Current Good Manufacturing Practices for Cosmetics
The FDA has issued mandatory current good manufacturing practices for cosmetics (. GMP & #41. Regulations comply with national and international standards.
Mandatory allergen labeling.
MoCRA requires FDA to adopt regulations to identify fragrance allergens that must be disclosed on cosmetic labels. This labeling requirement applies regardless of whether the cosmetic product is subject to drug or device regulations.
MoCRA authorizes FDA to order a mandatory recall of this cosmetic product if it determines that the cosmetic product may cause serious adverse health consequences or death.

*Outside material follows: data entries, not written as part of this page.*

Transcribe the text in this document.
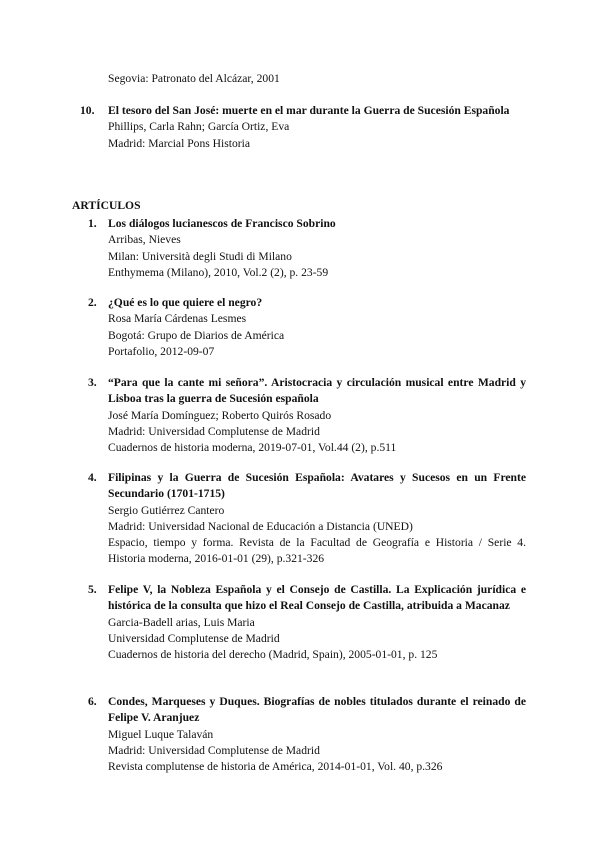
Segovia: Patronato del Alcázar, 2001
10.	El tesoro del San José: muerte en el mar durante la Guerra de Sucesión Española
Phillips, Carla Rahn; García Ortiz, Eva
Madrid: Marcial Pons Historia
ARTÍCULOS
1. Los diálogos lucianescos de Francisco Sobrino
Arribas, Nieves
Milan: Università degli Studi di Milano
Enthymema (Milano), 2010, Vol.2 (2), p. 23-59
2. ¿Qué es lo que quiere el negro?
Rosa María Cárdenas Lesmes
Bogotá: Grupo de Diarios de América
Portafolio, 2012-09-07
3. “Para que la cante mi señora”. Aristocracia y circulación musical entre Madrid y Lisboa tras la guerra de Sucesión española
José María Domínguez; Roberto Quirós Rosado
Madrid: Universidad Complutense de Madrid
Cuadernos de historia moderna, 2019-07-01, Vol.44 (2), p.511
4. Filipinas y la Guerra de Sucesión Española: Avatares y Sucesos en un Frente Secundario (1701-1715)
Sergio Gutiérrez Cantero
Madrid: Universidad Nacional de Educación a Distancia (UNED)
Espacio, tiempo y forma. Revista de la Facultad de Geografía e Historia / Serie 4. Historia moderna, 2016-01-01 (29), p.321-326
5. Felipe V, la Nobleza Española y el Consejo de Castilla. La Explicación jurídica e histórica de la consulta que hizo el Real Consejo de Castilla, atribuida a Macanaz
Garcia-Badell arias, Luis Maria
Universidad Complutense de Madrid
Cuadernos de historia del derecho (Madrid, Spain), 2005-01-01, p. 125
6. Condes, Marqueses y Duques. Biografías de nobles titulados durante el reinado de Felipe V. Aranjuez
Miguel Luque Talaván
Madrid: Universidad Complutense de Madrid
Revista complutense de historia de América, 2014-01-01, Vol. 40, p.326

Collectively, these rules bring FDA's regulation of cosmetics more in line with its regulation of other products.
Cosmetic business registration, product filing and new enforcement regulations will take effect one year after the legislation is enacted. Judging from the content of the regulations, the FDA's supervision has also changed from the previous voluntary registration to mandatory registration, and the supervision is more stringent. If the majority of cosmetics manufacturers want to continue operating in the United States, they must strengthen their awareness of compliance and adapt to new regulatory requirements.